What if it’s actually, truly, monumentally a shit piece of work I’ve spent all this time on, and there is nothing that’s ever gonna save it, and the best thing I could actually do would be to dump the whole 80,000 word file in the Trash and delete forever?
This is the excruciating thing about creative endeavours. You just never really know whether you are creating something okay, mediocre, really great, or something that will totally humiliate you for the rest of your life.
I guess you can just laugh it off if it happens. But Nora Ephron said it well…
***small interlude while I go searching for the part of the book that has those lines in it. But I realise I must have borrowed it from the library, ’cause it’s not in my bookshelf. Instead, I stumble upon ‘I Feel Bad About My Neck’, and I go on to skim it a bit, and find so much wisdom and tips about writing that I can use in my current project that I feel like I got handed a small pearl of luck. Anyway, I then Google what Nora Ephron wrote about flops and get this, from that book I read called, ‘I Remember Nothing and Other Reflections’:
Flops stay with you in a way that hits never do. They torture you. You toss and turn. You replay. You recast. You recut. You rewrite. You restage. You run through the what-ifs and the if-onlys. You cast about for blame.
***
By the way, there are people who have positive things to say about flops. They write books about success through failure and the power of failure.
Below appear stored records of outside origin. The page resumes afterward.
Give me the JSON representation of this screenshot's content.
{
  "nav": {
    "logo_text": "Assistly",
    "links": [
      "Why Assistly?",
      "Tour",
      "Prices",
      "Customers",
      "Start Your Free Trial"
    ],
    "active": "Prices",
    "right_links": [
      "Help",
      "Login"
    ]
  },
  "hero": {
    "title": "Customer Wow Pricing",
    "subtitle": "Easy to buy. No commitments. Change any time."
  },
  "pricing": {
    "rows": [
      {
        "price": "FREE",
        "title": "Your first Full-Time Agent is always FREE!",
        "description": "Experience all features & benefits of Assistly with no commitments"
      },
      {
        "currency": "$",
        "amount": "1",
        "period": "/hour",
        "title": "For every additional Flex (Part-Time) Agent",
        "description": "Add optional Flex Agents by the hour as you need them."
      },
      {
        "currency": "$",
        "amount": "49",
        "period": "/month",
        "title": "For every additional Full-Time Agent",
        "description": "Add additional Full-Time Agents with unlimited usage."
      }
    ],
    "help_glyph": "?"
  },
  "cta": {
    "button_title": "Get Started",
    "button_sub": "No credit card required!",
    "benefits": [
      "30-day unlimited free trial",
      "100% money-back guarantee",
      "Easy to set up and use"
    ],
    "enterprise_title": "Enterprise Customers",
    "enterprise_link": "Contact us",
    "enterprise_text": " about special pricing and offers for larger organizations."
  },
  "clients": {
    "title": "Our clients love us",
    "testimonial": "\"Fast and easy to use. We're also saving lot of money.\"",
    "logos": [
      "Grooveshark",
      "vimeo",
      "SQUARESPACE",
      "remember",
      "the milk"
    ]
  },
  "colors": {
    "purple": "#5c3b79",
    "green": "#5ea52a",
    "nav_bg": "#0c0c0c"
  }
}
Failure, they say, is a growth experience; you learn from failure. I wish that were true. It seems to me the main thing you learn from a failure is that it’s entirely possible you will have another failure.
***
My biggest flop was a play I wrote. It got what are known as mixed reviews – which is to say, it got some good reviews, but not in the New York Times.
It puttered along for a couple of months, and then it died. It lost its entire investment. It was the best thing I ever wrote, so it was a particularly heartbreaking experience. If I think about it for more than a minute, I start to cry.http://www.theguardian.com/film/2011/feb/10/nora-ephron-i-remember-nothing
So this is what I fear. My eternal optimism is sometimes based on nothing concrete. What if my work stinks?
And if it does, it will stay with me. All I can do is to keep moving forward and try to write something better the next time.
Which brings me to my final point. If creativity could indeed be thought of as a recipe, to try again is perhaps its most important ingredient.